La nouvelle pièce acrobatique du Cirque Éloize a enfin été présentée à Montréal (pour quatre représentations), près d’un an et demi après sa création aux Îles-de-la-Madeleine. Un spectacle porté par le conteur madelinot Cédric Landry et les trois musiciens du groupe trad Suroît.

Ce retour aux sources est un joli clin d’œil pour la compagnie qui célèbre son 30e anniversaire et qui a récemment transformé l’ancienne église de Havre-Aubert des Îles-de-la-Madeleine en salle de spectacle.

Difficile de comparer cette nouvelle mouture mise en scène par Félix Dagenais avec la version originale créée à l’été 2022 par Michel-Maxime Legault – puisque nous ne l’avons pas vu ! – mais ce qu’on peut vous dire, c’est que le conteur Cédric Landry y joue un rôle central. En fait, il est le sel d’Entre ciel et mer.

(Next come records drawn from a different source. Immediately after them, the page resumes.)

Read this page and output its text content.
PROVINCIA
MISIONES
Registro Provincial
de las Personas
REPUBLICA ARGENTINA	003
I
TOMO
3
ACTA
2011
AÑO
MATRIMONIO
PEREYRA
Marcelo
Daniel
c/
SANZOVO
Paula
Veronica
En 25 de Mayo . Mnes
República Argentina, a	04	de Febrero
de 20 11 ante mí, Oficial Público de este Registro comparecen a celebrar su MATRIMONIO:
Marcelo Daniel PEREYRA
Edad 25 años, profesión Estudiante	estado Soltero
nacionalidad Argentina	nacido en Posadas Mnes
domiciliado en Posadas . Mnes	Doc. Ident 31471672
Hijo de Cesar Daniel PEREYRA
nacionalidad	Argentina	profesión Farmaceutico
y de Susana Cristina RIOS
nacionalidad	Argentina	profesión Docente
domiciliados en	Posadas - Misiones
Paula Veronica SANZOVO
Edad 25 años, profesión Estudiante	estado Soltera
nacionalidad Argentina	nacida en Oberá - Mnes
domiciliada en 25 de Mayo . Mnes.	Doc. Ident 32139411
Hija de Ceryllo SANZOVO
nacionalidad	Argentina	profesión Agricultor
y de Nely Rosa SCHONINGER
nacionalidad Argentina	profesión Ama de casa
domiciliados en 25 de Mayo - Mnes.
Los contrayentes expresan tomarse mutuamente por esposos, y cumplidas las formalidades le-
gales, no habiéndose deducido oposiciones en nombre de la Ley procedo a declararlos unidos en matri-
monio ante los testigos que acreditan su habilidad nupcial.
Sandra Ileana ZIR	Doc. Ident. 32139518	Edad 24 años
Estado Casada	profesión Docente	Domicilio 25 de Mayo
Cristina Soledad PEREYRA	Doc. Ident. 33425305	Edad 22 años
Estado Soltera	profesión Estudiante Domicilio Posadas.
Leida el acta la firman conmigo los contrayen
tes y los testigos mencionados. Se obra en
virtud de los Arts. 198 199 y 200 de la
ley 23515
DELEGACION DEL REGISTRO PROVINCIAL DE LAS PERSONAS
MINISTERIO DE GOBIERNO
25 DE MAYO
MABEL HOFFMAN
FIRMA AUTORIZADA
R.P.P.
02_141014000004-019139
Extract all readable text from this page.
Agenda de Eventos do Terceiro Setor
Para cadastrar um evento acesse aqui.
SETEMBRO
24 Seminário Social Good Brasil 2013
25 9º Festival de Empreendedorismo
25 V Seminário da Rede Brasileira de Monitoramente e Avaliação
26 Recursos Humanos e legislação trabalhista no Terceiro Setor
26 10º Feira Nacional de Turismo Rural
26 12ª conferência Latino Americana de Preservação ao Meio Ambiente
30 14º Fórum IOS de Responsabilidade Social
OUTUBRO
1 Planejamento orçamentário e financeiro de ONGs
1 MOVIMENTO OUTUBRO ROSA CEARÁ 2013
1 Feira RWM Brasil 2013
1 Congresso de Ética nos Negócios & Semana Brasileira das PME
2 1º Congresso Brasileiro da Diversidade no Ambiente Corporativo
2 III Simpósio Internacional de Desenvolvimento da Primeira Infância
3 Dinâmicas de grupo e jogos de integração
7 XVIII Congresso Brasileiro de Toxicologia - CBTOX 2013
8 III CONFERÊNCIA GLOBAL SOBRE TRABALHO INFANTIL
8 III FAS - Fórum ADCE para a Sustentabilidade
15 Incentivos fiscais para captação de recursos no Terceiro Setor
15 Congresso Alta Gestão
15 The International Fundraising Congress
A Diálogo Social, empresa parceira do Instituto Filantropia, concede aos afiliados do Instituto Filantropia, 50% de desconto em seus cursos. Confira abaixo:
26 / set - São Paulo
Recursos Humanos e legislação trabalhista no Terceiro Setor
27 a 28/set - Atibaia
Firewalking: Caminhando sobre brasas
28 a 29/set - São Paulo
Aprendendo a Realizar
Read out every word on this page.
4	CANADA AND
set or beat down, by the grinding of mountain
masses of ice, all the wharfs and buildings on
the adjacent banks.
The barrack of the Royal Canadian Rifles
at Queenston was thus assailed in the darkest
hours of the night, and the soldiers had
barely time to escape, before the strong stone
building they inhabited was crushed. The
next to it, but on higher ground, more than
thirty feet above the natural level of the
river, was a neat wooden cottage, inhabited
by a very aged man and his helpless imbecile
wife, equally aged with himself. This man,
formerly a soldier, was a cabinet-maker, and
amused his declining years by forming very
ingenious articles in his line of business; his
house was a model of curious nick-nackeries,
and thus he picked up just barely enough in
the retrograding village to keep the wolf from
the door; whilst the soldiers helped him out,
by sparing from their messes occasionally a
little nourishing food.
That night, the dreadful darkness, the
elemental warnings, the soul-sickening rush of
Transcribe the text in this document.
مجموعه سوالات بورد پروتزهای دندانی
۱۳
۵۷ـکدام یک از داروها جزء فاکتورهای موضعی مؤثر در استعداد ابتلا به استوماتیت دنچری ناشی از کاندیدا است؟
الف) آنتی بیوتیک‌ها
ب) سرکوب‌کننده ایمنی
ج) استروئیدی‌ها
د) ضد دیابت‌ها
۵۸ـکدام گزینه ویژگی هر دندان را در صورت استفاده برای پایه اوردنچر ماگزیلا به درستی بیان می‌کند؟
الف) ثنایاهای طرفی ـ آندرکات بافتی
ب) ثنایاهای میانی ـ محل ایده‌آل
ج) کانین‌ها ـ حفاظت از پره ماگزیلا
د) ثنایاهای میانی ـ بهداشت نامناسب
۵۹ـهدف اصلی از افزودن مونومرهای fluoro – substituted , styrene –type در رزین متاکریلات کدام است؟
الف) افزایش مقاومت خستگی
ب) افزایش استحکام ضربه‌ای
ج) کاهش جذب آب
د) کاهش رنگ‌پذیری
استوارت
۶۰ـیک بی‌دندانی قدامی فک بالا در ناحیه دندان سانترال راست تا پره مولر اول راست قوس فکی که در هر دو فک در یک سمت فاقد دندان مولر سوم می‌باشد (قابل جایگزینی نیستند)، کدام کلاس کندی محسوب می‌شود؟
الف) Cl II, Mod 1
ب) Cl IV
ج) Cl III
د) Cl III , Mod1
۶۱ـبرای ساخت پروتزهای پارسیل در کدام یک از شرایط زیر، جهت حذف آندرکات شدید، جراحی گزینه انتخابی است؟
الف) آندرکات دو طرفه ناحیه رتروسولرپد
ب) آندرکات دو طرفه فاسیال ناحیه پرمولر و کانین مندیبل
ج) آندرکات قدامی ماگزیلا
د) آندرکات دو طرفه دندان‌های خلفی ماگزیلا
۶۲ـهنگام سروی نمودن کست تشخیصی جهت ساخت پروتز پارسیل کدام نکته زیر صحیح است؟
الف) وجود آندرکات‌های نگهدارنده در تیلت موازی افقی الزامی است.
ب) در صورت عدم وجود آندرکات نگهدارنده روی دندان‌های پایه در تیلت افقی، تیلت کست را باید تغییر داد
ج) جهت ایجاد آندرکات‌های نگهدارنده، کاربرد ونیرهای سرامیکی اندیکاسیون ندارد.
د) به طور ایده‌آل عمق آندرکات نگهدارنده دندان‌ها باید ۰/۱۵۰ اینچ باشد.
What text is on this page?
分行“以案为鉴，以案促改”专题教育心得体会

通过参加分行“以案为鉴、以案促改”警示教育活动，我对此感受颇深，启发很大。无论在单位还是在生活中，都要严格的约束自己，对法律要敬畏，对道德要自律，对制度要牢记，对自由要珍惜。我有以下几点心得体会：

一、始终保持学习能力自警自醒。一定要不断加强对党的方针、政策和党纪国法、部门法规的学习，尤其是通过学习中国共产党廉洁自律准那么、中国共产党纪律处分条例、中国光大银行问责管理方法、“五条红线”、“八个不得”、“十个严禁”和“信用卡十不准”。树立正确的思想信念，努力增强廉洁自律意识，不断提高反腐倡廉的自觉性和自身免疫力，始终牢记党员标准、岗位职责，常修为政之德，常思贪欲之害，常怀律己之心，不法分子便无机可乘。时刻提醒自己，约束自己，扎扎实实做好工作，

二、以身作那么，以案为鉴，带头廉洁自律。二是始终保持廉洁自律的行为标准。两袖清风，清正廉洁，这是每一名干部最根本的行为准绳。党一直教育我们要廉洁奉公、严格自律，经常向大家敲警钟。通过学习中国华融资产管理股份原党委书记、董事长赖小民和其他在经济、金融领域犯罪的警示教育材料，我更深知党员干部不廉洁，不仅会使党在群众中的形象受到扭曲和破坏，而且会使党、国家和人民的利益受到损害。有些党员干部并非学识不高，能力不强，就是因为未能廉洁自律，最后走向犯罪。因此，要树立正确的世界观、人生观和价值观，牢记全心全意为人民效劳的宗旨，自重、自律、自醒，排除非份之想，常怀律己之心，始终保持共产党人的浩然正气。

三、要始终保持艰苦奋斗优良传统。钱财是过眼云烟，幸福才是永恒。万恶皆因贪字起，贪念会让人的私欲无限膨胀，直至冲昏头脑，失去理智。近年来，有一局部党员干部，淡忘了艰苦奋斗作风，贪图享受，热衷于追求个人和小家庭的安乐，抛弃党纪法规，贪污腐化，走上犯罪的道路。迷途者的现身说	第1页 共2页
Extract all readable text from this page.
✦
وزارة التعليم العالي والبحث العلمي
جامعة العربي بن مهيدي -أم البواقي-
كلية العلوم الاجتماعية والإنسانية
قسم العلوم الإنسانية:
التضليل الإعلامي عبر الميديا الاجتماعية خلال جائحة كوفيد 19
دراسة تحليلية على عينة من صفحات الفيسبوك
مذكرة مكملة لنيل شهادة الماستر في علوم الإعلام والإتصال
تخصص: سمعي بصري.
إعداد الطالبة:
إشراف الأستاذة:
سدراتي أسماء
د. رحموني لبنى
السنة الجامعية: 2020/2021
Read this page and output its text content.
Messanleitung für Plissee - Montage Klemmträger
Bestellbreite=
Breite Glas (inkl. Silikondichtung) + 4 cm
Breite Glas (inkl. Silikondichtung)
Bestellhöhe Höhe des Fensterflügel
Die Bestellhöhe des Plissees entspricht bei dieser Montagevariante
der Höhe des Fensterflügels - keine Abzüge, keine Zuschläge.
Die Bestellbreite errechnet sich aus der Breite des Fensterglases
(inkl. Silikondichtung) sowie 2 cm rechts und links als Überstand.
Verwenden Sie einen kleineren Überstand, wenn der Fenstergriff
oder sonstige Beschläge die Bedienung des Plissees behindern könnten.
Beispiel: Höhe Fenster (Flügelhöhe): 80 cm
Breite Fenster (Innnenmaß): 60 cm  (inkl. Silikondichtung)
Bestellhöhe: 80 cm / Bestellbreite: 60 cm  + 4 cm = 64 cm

Ses contes, anecdotes et autres apartés sont livrés avec charme, charisme, bienveillance et d’un naturel désarmant, qui élèvent ce spectacle éminemment musical. Car disons les choses franchement, le volet acrobatique, assez classique, ne réinvente rien.

Avec son petit accent acadien tout à fait séduisant, Cédric Landry prend le temps de nous « amariner », c’est-à-dire de nous « accoutumer » avec la culture de son archipel.

Son oncle Roger, dira-t-il, n’aurait jamais fait le voyage à Montréal, « parce qu’il ne connaît pas la moitié du monde là-bas… » Un texte qu’il doit de toute évidence adapter selon le lieu de la représentation…

PHOTO LUCILLE AUDOINEAU-MAIRE, FOURNIE PAR ÉLOIZE

Une scène au mât chinois tirée d’Entre ciel et mer.

Petit à petit, le conteur nous déballe ses histoires dans la pure tradition de ces récits oraux imaginaires, et il en raconte de très bonnes, pleines d’esprit et de tendresse, appuyé par les trois musiciens du groupe trad – au violon, à la mandoline ou à la guitare, dans un décor épuré avec une toile de fond qui change de couleur.

Mentions spéciales pour son histoire de la construction – par trois fois – d’une église de village ; et aussi de ce récit amoureux entre Claire et Louis, séparés des Îles un temps jusqu’à leur réunion… à Verdun. Des contes savoureux, où notre capitaine de bateau manie le verbe avec une efficacité et une simplicité déroutantes.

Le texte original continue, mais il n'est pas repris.